The module ships two layers of tests, both in ``tests/{unit,integration}/test_remote.py``:

- **Unit tests** drive :func:`~fleche.remote.serve` in a background
  daemon thread with two ``os.pipe()`` pairs in place of an SSH
  subprocess.  The same wire-protocol machinery is exercised — frame
  layout, dispatch, exception propagation, the
  :class:`~fleche.remote._Connection` lifecycle — without SSH or
  process spawning.  Tests that need the *transport*'s behaviour
  (subprocess exit codes, stderr capture) drive a
  :class:`fleche.remote._Connection` subclass directly with no server
  on the other side; see ``test_connection_drop_includes_diagnose_output``.

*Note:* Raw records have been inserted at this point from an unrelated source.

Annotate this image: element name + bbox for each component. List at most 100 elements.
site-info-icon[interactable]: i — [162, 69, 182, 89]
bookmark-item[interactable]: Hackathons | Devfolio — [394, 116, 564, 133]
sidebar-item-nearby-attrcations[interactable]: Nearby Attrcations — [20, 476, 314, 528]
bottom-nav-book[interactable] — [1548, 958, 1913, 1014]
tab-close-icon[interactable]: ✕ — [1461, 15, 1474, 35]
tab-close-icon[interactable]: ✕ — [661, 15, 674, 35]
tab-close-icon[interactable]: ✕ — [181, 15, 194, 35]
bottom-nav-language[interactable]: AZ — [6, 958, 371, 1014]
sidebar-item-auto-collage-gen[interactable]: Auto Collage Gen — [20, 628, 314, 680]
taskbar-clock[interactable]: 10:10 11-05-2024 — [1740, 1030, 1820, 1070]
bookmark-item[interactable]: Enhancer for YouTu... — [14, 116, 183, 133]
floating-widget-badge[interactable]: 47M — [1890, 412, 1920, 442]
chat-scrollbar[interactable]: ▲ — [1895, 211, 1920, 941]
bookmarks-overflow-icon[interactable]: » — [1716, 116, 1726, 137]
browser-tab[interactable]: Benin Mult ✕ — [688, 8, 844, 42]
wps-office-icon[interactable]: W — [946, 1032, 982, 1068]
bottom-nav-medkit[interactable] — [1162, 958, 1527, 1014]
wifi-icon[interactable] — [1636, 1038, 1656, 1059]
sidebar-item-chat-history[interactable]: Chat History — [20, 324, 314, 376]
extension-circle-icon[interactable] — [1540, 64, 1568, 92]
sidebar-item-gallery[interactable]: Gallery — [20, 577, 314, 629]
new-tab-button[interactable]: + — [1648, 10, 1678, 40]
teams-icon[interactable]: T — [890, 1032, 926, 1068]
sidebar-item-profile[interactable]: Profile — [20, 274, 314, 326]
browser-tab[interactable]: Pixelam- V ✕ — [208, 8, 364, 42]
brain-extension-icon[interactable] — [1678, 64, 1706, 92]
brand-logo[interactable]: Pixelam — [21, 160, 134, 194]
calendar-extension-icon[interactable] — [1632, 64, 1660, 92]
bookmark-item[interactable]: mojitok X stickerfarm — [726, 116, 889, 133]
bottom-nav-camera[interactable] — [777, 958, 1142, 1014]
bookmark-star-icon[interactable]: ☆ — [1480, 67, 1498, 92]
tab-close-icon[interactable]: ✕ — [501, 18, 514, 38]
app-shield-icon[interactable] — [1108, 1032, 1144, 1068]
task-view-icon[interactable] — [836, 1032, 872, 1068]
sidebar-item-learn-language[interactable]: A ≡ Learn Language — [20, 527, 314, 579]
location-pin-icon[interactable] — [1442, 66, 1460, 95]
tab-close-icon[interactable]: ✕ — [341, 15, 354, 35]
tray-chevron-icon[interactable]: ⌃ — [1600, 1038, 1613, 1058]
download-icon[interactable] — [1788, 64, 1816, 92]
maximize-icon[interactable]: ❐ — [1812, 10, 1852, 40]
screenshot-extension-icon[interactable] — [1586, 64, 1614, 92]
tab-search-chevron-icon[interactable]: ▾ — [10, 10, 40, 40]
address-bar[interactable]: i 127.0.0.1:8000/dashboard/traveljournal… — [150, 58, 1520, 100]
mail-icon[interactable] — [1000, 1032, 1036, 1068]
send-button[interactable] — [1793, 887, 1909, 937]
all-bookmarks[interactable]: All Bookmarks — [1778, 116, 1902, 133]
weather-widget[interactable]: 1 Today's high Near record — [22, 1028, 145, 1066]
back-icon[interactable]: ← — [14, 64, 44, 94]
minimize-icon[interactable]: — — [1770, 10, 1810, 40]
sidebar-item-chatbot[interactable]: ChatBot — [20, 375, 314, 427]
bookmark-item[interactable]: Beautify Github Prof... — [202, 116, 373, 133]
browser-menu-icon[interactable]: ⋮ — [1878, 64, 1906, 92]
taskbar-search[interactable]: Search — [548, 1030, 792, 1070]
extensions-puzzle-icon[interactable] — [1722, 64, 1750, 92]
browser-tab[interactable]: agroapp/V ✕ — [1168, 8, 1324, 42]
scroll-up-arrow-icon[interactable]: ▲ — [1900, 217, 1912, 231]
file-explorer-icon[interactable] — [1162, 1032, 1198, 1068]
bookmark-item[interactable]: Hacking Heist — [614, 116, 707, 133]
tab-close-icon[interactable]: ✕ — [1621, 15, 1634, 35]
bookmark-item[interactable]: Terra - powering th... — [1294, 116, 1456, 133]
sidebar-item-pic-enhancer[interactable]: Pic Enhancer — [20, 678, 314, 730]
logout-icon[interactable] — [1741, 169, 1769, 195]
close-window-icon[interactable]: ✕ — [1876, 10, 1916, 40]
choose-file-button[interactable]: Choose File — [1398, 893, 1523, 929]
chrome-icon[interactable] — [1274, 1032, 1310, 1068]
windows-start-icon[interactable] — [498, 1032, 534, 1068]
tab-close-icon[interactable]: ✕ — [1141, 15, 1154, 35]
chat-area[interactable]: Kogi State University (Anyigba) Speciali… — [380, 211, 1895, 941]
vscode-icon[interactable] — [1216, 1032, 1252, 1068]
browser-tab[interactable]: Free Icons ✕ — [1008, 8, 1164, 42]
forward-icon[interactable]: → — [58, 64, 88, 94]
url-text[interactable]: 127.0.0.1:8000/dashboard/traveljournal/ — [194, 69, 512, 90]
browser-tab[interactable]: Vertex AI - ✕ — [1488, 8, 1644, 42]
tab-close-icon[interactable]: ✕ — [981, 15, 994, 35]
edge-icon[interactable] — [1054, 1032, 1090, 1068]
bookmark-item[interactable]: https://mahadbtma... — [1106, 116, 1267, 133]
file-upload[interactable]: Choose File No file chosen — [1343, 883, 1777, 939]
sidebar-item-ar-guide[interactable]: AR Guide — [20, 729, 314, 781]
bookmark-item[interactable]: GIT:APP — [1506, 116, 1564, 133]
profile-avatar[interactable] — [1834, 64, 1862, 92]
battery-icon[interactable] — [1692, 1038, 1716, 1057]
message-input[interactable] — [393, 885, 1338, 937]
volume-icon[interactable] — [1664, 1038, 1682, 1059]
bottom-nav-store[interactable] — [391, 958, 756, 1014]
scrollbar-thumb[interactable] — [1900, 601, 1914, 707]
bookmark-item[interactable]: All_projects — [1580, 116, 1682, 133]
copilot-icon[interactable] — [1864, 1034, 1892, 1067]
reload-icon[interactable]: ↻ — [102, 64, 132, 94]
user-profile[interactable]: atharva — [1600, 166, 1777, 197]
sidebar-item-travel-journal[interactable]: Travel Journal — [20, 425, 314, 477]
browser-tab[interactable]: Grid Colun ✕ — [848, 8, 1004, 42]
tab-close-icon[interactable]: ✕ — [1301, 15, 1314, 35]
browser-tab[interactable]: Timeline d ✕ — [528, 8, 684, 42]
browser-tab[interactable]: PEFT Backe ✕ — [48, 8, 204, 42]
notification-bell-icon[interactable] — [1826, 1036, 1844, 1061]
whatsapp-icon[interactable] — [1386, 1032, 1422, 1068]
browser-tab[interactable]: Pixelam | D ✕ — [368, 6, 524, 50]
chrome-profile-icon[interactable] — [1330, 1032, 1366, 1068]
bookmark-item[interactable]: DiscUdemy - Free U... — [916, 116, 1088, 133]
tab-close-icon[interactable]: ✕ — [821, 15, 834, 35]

- **Integration tests** launch ``python -m fleche remote --serve`` as
  a local subprocess (still no SSH involved) so the full
  ``Popen``-with-three-pipes handshake, module loading, and config-file
  parsing on the server side are all exercised.  Each test uses a
  ``tmp_path``-scoped ``fleche.toml`` so server state lives in an
  isolated directory.

Adding a new RPC
----------------

The path is short and entirely mechanical:

1. Add a server-side branch in :func:`fleche.remote._dispatch` (or, if
   the RPC needs server-only state like ``cache_name``, branch in
   :func:`~fleche.remote.serve` itself the way ``info`` does).  Be
   explicit about translating any cache-bound return value via
   :func:`~fleche.remote._strip_cache`.
2. Add a client method on :class:`~fleche.remote.SshCache` that calls
   ``self._conn.call("method_name", *args)``.  If the response carries
   :class:`~fleche.call.DigestedCall` instances, ``.fetch(self)`` them
   back into client-bound :class:`~fleche.call.LazyCall`\\ s.
3. Add tests at both layers: a unit test that drives the new method
   through the in-process pipe, and (when it's worth it) an
   integration test that exercises it across the subprocess boundary.

Avoid adding more methods than necessary — every new method is wire
surface that has to round-trip from any user.  Prefer threading the
new operation through one of the existing methods where possible.